How buyers should use this guide in an RFQ
For a technically complete coating RFQ, the customer should provide the drawing, material, quantity, current surface condition, required coating system, thickness or coating-mass expectation, salt spray target, masking requirement and packaging expectation. For zinc flake, Xylan/PTFE and phosphating work, route selection cannot be separated from geometry, surface preparation and post-coating handling.
If the part has threads, internal drives, blind holes, seal faces, bores or close-tolerance assembly zones, those areas should be marked before sampling. Coating build-up, retained coating, masking witness marks and post-curing handling must be accepted or corrected during sample approval rather than after bulk production.
Common avoidable rejection causes
- Approving corrosion performance without checking actual assembly, torque, thread fitment or bore clearance.
- Using ordinary cardboard or recycled paper directly against zinc-based coatings during humid storage.
- Bulk-packing Xylan/PTFE or zinc flake parts so that sharp edges and threads abrade the coating during transport.
- Leaving freshly blasted steel exposed before coating, causing flash rust or surface contamination.
- Treating salt spray hours as a universal field-life guarantee without considering storage, handling and exposure conditions.
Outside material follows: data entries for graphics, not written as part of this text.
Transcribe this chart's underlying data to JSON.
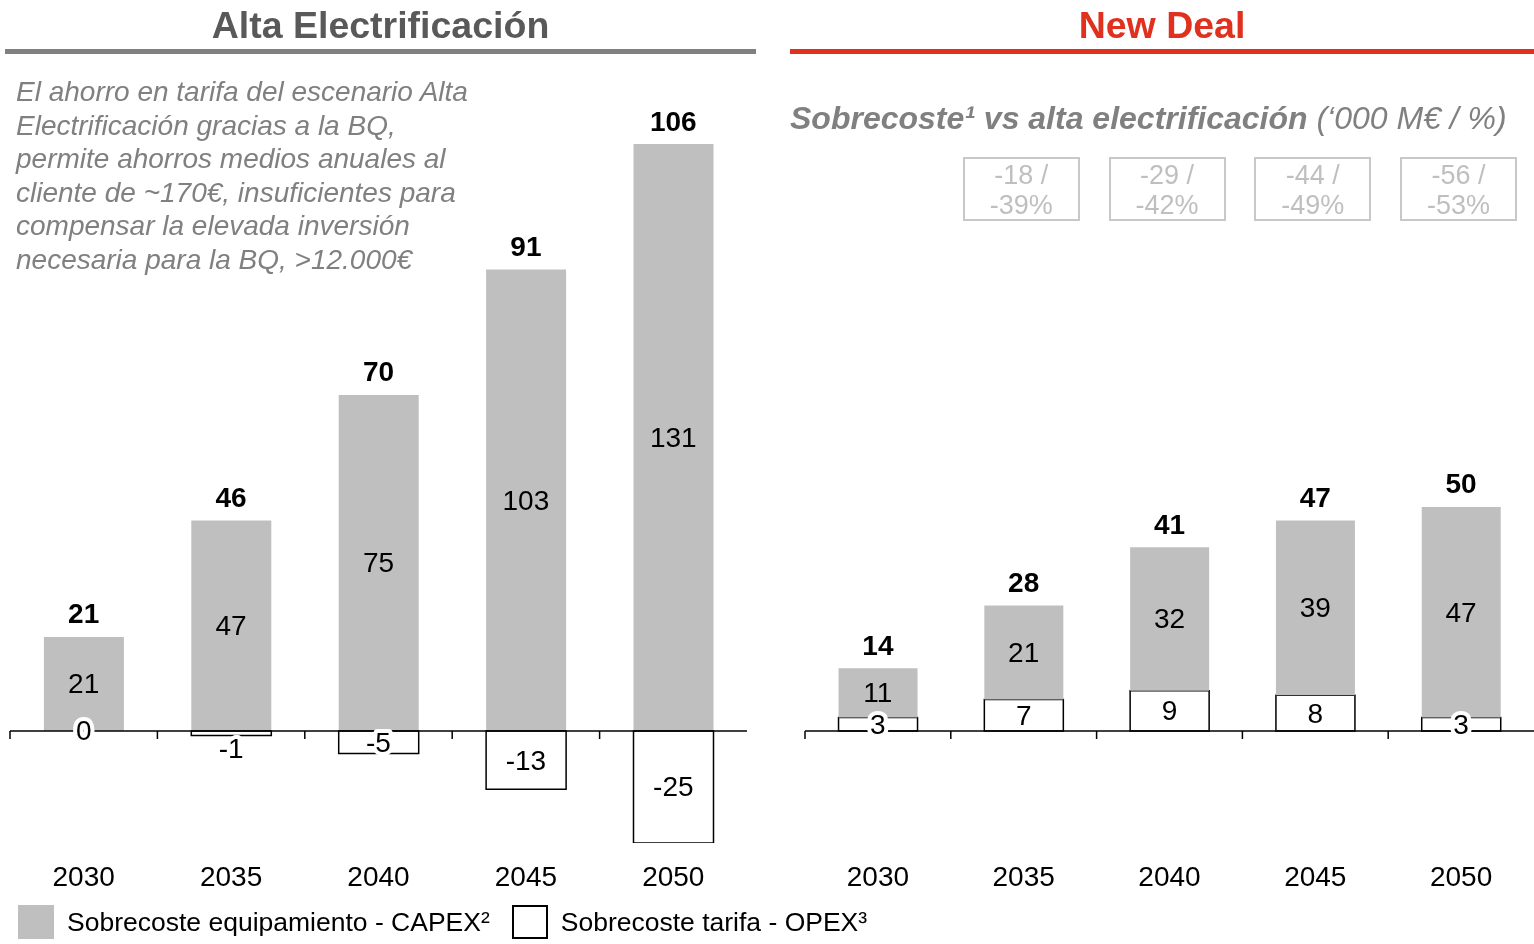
{
  "chart_data": [
    {
      "type": "bar",
      "title": "Alta Electrificación",
      "annotations": [
        "El ahorro en tarifa del escenario Alta Electrificación gracias a la BQ, permite ahorros medios anuales al cliente de ~170€, insuficientes para compensar la elevada inversión necesaria para la BQ, >12.000€"
      ],
      "categories": [
        "2030",
        "2035",
        "2040",
        "2045",
        "2050"
      ],
      "series": [
        {
          "color": "#bfbfbf",
          "values": [
            21,
            47,
            75,
            103,
            131
          ]
        },
        {
          "color": "#ffffff",
          "values": [
            0,
            -1,
            -5,
            -13,
            -25
          ]
        }
      ],
      "stacked": true,
      "data_labels": true,
      "totals": [
        "21",
        "46",
        "70",
        "91",
        "106"
      ],
      "tick_labels": "x"
    },
    {
      "type": "bar",
      "title": "New Deal",
      "subtitle": "Sobrecoste¹ vs alta electrificación (‘000 M€ / %)",
      "annotations": [
        "-18 / -39%",
        "-29 / -42%",
        "-44 / -49%",
        "-56 / -53%"
      ],
      "categories": [
        "2030",
        "2035",
        "2040",
        "2045",
        "2050"
      ],
      "series": [
        {
          "name": "Sobrecoste tarifa - OPEX³",
          "color": "#ffffff",
          "values": [
            3,
            7,
            9,
            8,
            3
          ]
        },
        {
          "name": "Sobrecoste equipamiento - CAPEX²",
          "color": "#bfbfbf",
          "values": [
            11,
            21,
            32,
            39,
            47
          ]
        }
      ],
      "stacked": true,
      "data_labels": true,
      "totals": [
        "14",
        "28",
        "41",
        "47",
        "50"
      ],
      "legend": "bottom left",
      "tick_labels": "x"
    }
  ]
}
Documentation and approval discipline
For controlled coating work, approval should include coating route, surface preparation method, number of coats, curing condition, measurement method, visual standard and packaging method. If the customer later changes part geometry, incoming condition, dispatch packing, storage duration or fitment requirement, the approved coating route should be revalidated before production continuation.